抽出したDNAを対象に今度はPCRを行います。PCRはコロナウイルスの検出でも大活躍した手法ですね。ノーベル賞技術の一つです。DNAの中から目的とした領域を増幅する方法です。今回は、アカネズミと昆虫のミトコンドリアDNAの一部を増幅するようにデザインをしました。DNAが増幅したかどうかを確認するためには、アガロースゲル電気泳動法という手法を使います。小さな穴の中にPCR後のDNA溶液を添加する作業は細かい作業であるため、とても気を使います。ゲル(寒天のようなもの)に穴をあけないように、順番を間違えないように、4年生にアドバイスをもらいながら、実験を進めます。こちらの実験もうまくいきましたね。

PCRで増えたDNAを精製する

PCRで目的のDNAを増幅することができました。次はそのDNAを精製するという作業を行いました。エタノール沈殿という方法で、DNAを回収します。目に見えないDNAを取らないように、必要のない上澄み液をゆっくりと吸い取る作業です。ここでDNAを吸い取ってしまうと結果は失敗に終わります。細かい作業の習得に真剣です。この作業のあと、もう一つのノーベル賞技術である「サンガー法」を使って、DNAシークエンサーで分析するための最終的なサンプルを準備します。DNAシークエンサーは、DNAの塩基配列(A、C、G、Tの4文字の情報の並び方)を解読する機器です。PCRやサンガー法の原理については、生物科学科の講義で学びます。

DNAの情報を解読する

さぁそれではミトコンドリアDNAの塩基配列を決定してみましょう。DNAシークエンサーは未来創造館にあります。みんなでわいわいがやがや歩きながら、大切なサンプルを持って、東の端の17号館から西の端の未来創造館にやってきました。数千万円もする機器が並ぶ施設に驚きながら、3500 Genetic AnalyzerというDNAシークエンサーでサンプルを分析しました。さて結果は出るでしょうか?

DNAの情報を解析する

結果が出ました!学生の皆さんの注意深い作業が実り、ほとんどのサンプルでデータを得ることができました。データを得ることができなかったサンプルについては、何故、データが出なかったのかを考察します(実習ではここが大切です)。実験で得たDNA塩基配列の4文字の並び方をアカネズミと昆虫でそれぞれ整理して、その情報を使って国際DNAデータベースに検索をかけることで、自分たちが外見から種同定した生物種にヒットするかどうかを確かめました。頭がこんがらがる作業ですが、苦労して野外調査で採集し、長い実験を重ねて得たデータですので、大切に整理していきます。うまくいって良かったですね。

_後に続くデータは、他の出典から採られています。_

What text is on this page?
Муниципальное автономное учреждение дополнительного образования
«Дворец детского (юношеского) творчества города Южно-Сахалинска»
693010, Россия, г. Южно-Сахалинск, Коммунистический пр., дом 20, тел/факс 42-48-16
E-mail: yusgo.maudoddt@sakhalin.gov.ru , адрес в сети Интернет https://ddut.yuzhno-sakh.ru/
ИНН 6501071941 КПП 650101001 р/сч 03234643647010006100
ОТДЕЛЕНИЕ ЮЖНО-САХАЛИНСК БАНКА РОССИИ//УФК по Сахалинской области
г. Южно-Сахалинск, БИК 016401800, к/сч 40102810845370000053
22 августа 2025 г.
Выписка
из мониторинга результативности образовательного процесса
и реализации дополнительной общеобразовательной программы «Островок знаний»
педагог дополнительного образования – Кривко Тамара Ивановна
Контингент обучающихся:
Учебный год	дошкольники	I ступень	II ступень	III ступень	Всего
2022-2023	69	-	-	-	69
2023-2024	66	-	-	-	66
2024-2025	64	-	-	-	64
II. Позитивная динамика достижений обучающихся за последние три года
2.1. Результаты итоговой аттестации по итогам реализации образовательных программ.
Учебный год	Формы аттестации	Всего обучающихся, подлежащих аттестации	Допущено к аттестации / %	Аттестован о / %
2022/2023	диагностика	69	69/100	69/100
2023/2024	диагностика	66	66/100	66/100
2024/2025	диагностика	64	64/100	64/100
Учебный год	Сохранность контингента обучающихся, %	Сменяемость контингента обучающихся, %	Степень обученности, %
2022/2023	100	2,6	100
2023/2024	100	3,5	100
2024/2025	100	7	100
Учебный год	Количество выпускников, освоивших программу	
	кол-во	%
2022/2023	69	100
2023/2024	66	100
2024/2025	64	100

この実習で私たちは何を学んだことになるでしょうか?野外から捕まえてきた動物のDNAの情報を得ることができたということになります。生物多様性の保全の時代の中で、生物多様性の一つである「遺伝的多様性」の理解は大変重要であると考えられています。遺伝的多様性が減少すると生物の絶滅リスクも増えることが知られています。そうした遺伝子の分析技術はこれからの時代に必須の技術です。学生の皆さんには、今回の体験で、学んだ知識により深みを持たせていただきたいと思います。The only source of knowledge is experience (Albert Einstein). この体験をしてみたいですか?そう思ったら生物科学科へGO!

 

学長から一言:緑豊かな福大キャンパスで採集したアカネズミの組織片を使ってDNA分析の実験。DNAサンプルの精製作業に取り組む顔は真剣そのもの。続いてシークエンサーという分析器にかけてDNA塩基配列を検査するという、門外漢の私などには想像できない緻密な作業なのでしょう。参加した学生諸君にはきっと科学の奥深さを体感する機会になったことでしょう。